"I'm really interested in the social and policy sides of environmental studies — more so than the hard sciences. I would love to combine my major in environmental studies and my background with Spanish and international relations to maybe work in Latin America with an environmental NGO."
"I was really interested in going to a small liberal arts school because of the relationships you can have with professors and the opportunities to take classes in all sorts of disciplines. When I got to Bucknell, it was one of those beautiful spring days. The weather was gorgeous and my tour guide was super excited and had so much energy. It felt right when we got here. Coming back for Accepted Students Day was pretty cool. I remember sitting in Sojka Pavilion with tons of other students and thinking I could end up going to school with all these other people. "
"I initially came to Bucknell not knowing what I wanted to do. I had no idea. I was really interested in math in high school, but I decided it wasn't my thing. It just didn't float my boat. I came in with the Environmental Residential College and that was a major factor in my decision to become an environmental studies major.
"The residential college was just an awesome experience. We were two halls and just so close. We went on field trips — kayaking one weekend; we went to Washington, D.C., to talk to our representatives about environmental policy; we went out to Shamokin and the Pennsylvania coal region — just a lot of cool things. We all became really close, and they are still my closest friends. Not only were we able to do these activities outside the classroom, but we had a class together as a hall. We got to study in the classroom and learn similar things and take that outside the classroom.
"I'm really interested in the social and policy sides of environmental studies — more so than the hard sciences. I would love to combine my major in environmental studies and my background with Spanish and international relations to maybe work in Latin America with an environmental NGO (non-government organization)."

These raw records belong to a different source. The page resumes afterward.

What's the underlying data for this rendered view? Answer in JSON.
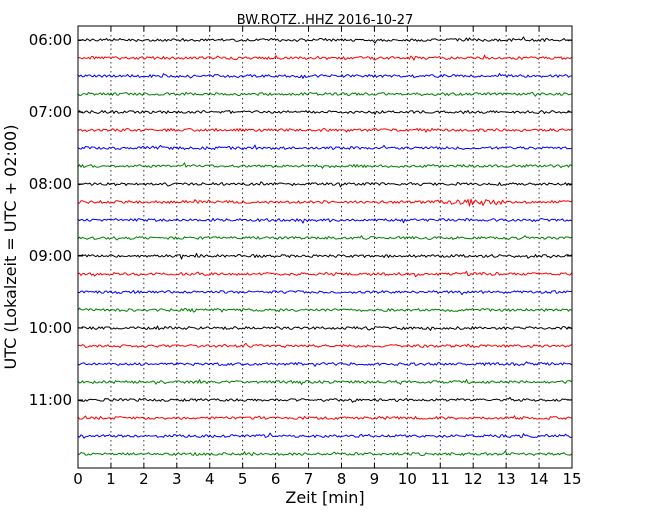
{
  "chart_data": {
    "type": "line",
    "title": "BW.ROTZ..HHZ 2016-10-27",
    "xlabel": "Zeit  [min]",
    "ylabel": "UTC (Lokalzeit = UTC + 02:00)",
    "xlim": [
      0,
      15
    ],
    "x_ticks": [
      "0",
      "1",
      "2",
      "3",
      "4",
      "5",
      "6",
      "7",
      "8",
      "9",
      "10",
      "11",
      "12",
      "13",
      "14",
      "15"
    ],
    "y_ticks": [
      "06:00",
      "07:00",
      "08:00",
      "09:00",
      "10:00",
      "11:00"
    ],
    "trace_interval_min": 15,
    "start_time": "06:00",
    "trace_count": 24,
    "trace_colors": [
      "#000000",
      "#ff0000",
      "#0000ff",
      "#008000"
    ],
    "grid": "vertical dotted lines at each minute",
    "notable_events": [
      {
        "trace_start": "08:15",
        "x_from": 10.8,
        "x_to": 13.2,
        "amplitude": "elevated"
      }
    ]
  }
}
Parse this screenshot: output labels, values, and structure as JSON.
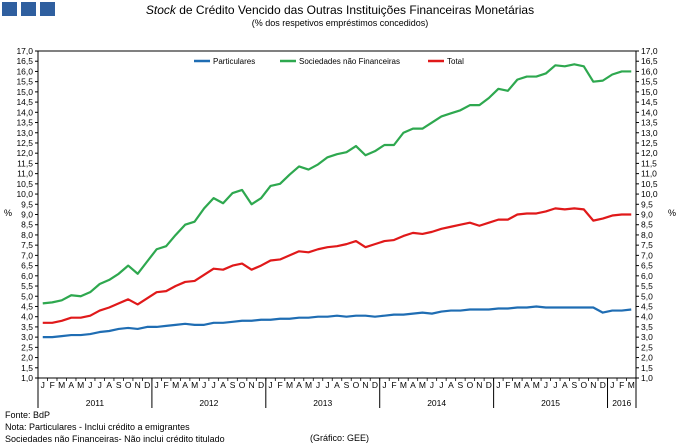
{
  "header": {
    "title_italic": "Stock",
    "title_rest": " de Crédito Vencido das Outras Instituições Financeiras Monetárias",
    "subtitle": "(% dos respetivos empréstimos concedidos)"
  },
  "colors": {
    "squares": "#2f5f9f",
    "particulares": "#1f6db3",
    "sociedades": "#2ea84f",
    "total": "#e0191a"
  },
  "footer": {
    "source": "Fonte: BdP",
    "note1": "Nota: Particulares - Inclui crédito a emigrantes",
    "note2": "Sociedades não Financeiras- Não inclui crédito titulado",
    "graphic": "(Gráfico: GEE)"
  },
  "chart_data": {
    "type": "line",
    "ylim": [
      1.0,
      17.0
    ],
    "ytick_step": 0.5,
    "ylabel_left": "%",
    "ylabel_right": "%",
    "x": [
      "Jan-2011",
      "Feb-2011",
      "Mar-2011",
      "Apr-2011",
      "May-2011",
      "Jun-2011",
      "Jul-2011",
      "Aug-2011",
      "Sep-2011",
      "Oct-2011",
      "Nov-2011",
      "Dec-2011",
      "Jan-2012",
      "Feb-2012",
      "Mar-2012",
      "Apr-2012",
      "May-2012",
      "Jun-2012",
      "Jul-2012",
      "Aug-2012",
      "Sep-2012",
      "Oct-2012",
      "Nov-2012",
      "Dec-2012",
      "Jan-2013",
      "Feb-2013",
      "Mar-2013",
      "Apr-2013",
      "May-2013",
      "Jun-2013",
      "Jul-2013",
      "Aug-2013",
      "Sep-2013",
      "Oct-2013",
      "Nov-2013",
      "Dec-2013",
      "Jan-2014",
      "Feb-2014",
      "Mar-2014",
      "Apr-2014",
      "May-2014",
      "Jun-2014",
      "Jul-2014",
      "Aug-2014",
      "Sep-2014",
      "Oct-2014",
      "Nov-2014",
      "Dec-2014",
      "Jan-2015",
      "Feb-2015",
      "Mar-2015",
      "Apr-2015",
      "May-2015",
      "Jun-2015",
      "Jul-2015",
      "Aug-2015",
      "Sep-2015",
      "Oct-2015",
      "Nov-2015",
      "Dec-2015",
      "Jan-2016",
      "Feb-2016",
      "Mar-2016"
    ],
    "month_labels": [
      "J",
      "F",
      "M",
      "A",
      "M",
      "J",
      "J",
      "A",
      "S",
      "O",
      "N",
      "D",
      "J",
      "F",
      "M",
      "A",
      "M",
      "J",
      "J",
      "A",
      "S",
      "O",
      "N",
      "D",
      "J",
      "F",
      "M",
      "A",
      "M",
      "J",
      "J",
      "A",
      "S",
      "O",
      "N",
      "D",
      "J",
      "F",
      "M",
      "A",
      "M",
      "J",
      "J",
      "A",
      "S",
      "O",
      "N",
      "D",
      "J",
      "F",
      "M",
      "A",
      "M",
      "J",
      "J",
      "A",
      "S",
      "O",
      "N",
      "D",
      "J",
      "F",
      "M"
    ],
    "years": [
      {
        "label": "2011",
        "start": 0,
        "count": 12
      },
      {
        "label": "2012",
        "start": 12,
        "count": 12
      },
      {
        "label": "2013",
        "start": 24,
        "count": 12
      },
      {
        "label": "2014",
        "start": 36,
        "count": 12
      },
      {
        "label": "2015",
        "start": 48,
        "count": 12
      },
      {
        "label": "2016",
        "start": 60,
        "count": 3
      }
    ],
    "legend_placement": "top-center",
    "series": [
      {
        "name": "Particulares",
        "color": "#1f6db3",
        "values": [
          3.0,
          3.0,
          3.05,
          3.1,
          3.1,
          3.15,
          3.25,
          3.3,
          3.4,
          3.45,
          3.4,
          3.5,
          3.5,
          3.55,
          3.6,
          3.65,
          3.6,
          3.6,
          3.7,
          3.7,
          3.75,
          3.8,
          3.8,
          3.85,
          3.85,
          3.9,
          3.9,
          3.95,
          3.95,
          4.0,
          4.0,
          4.05,
          4.0,
          4.05,
          4.05,
          4.0,
          4.05,
          4.1,
          4.1,
          4.15,
          4.2,
          4.15,
          4.25,
          4.3,
          4.3,
          4.35,
          4.35,
          4.35,
          4.4,
          4.4,
          4.45,
          4.45,
          4.5,
          4.45,
          4.45,
          4.45,
          4.45,
          4.45,
          4.45,
          4.2,
          4.3,
          4.3,
          4.35
        ]
      },
      {
        "name": "Sociedades não Financeiras",
        "color": "#2ea84f",
        "values": [
          4.65,
          4.7,
          4.8,
          5.05,
          5.0,
          5.2,
          5.6,
          5.8,
          6.1,
          6.5,
          6.1,
          6.7,
          7.3,
          7.45,
          8.0,
          8.5,
          8.65,
          9.3,
          9.8,
          9.55,
          10.05,
          10.2,
          9.5,
          9.8,
          10.4,
          10.5,
          10.95,
          11.35,
          11.2,
          11.45,
          11.8,
          11.95,
          12.05,
          12.35,
          11.9,
          12.1,
          12.4,
          12.4,
          13.0,
          13.2,
          13.2,
          13.5,
          13.8,
          13.95,
          14.1,
          14.35,
          14.35,
          14.7,
          15.15,
          15.05,
          15.6,
          15.75,
          15.75,
          15.9,
          16.3,
          16.25,
          16.35,
          16.25,
          15.5,
          15.55,
          15.85,
          16.0,
          16.0
        ]
      },
      {
        "name": "Total",
        "color": "#e0191a",
        "values": [
          3.7,
          3.7,
          3.8,
          3.95,
          3.95,
          4.05,
          4.3,
          4.45,
          4.65,
          4.85,
          4.6,
          4.9,
          5.2,
          5.25,
          5.5,
          5.7,
          5.75,
          6.05,
          6.35,
          6.3,
          6.5,
          6.6,
          6.3,
          6.5,
          6.75,
          6.8,
          7.0,
          7.2,
          7.15,
          7.3,
          7.4,
          7.45,
          7.55,
          7.7,
          7.4,
          7.55,
          7.7,
          7.75,
          7.95,
          8.1,
          8.05,
          8.15,
          8.3,
          8.4,
          8.5,
          8.6,
          8.45,
          8.6,
          8.75,
          8.75,
          9.0,
          9.05,
          9.05,
          9.15,
          9.3,
          9.25,
          9.3,
          9.25,
          8.7,
          8.8,
          8.95,
          9.0,
          9.0
        ]
      }
    ]
  }
}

"I'm studying abroad in Nicaragua next semester. My program is through SIT Study Abroad, which offers field-based programs that concentrate in learning about the people and really immersing yourself in the culture. Our base will be in Managua, the capital, but we'll be living with local families in homestays and traveling. I'm hoping that I will have time to meet up with the Bucknell Brigade when they travel to Nicaragua over spring break.
"For the last four weeks of the program, we'll do independent projects. I have some ideas for my project and have been in contact with Professor Paul Susman and other people who have been involved with the Bucknell Brigade to get some ideas. One thing I'm hoping to do is get involved in the project of a film director who's filming a movie called "The Affected." It's about the awful agricultural chemicals that sugarcane and banana workers are being exposed to. Although my program is not environmentally focused, this project could relate it back to environmental studies.
"Last year, I ran Focus the Nation on the Bucknell campus, which is a nationwide teach-in on climate change. We had panels throughout the day with professors from different disciplines who focused their talks on how their area of study related to climate change. It's amazing how everything connects. It was really successful and we had a lot students come out.
"This year, we started a new program at Taylor House — a sustainable cooperative. Right now, there are 13 of us living there with the aim of living more sustainably by making small lifestyle changes. We're focusing on things like shortening shower times and composting. We have a clothesline for drying our clothes. We collect rain water in a barrel and we'll use that to support a garden where we grow some of our own vegetables and wash cars — instead of wasting more water from the faucet.
"We have family dinners each week and although a lot of students came in not knowing each other or how it was going to work out in terms of a community, it's really been great. We definitely all connected. There's a range of majors and class years, but it really worked out well."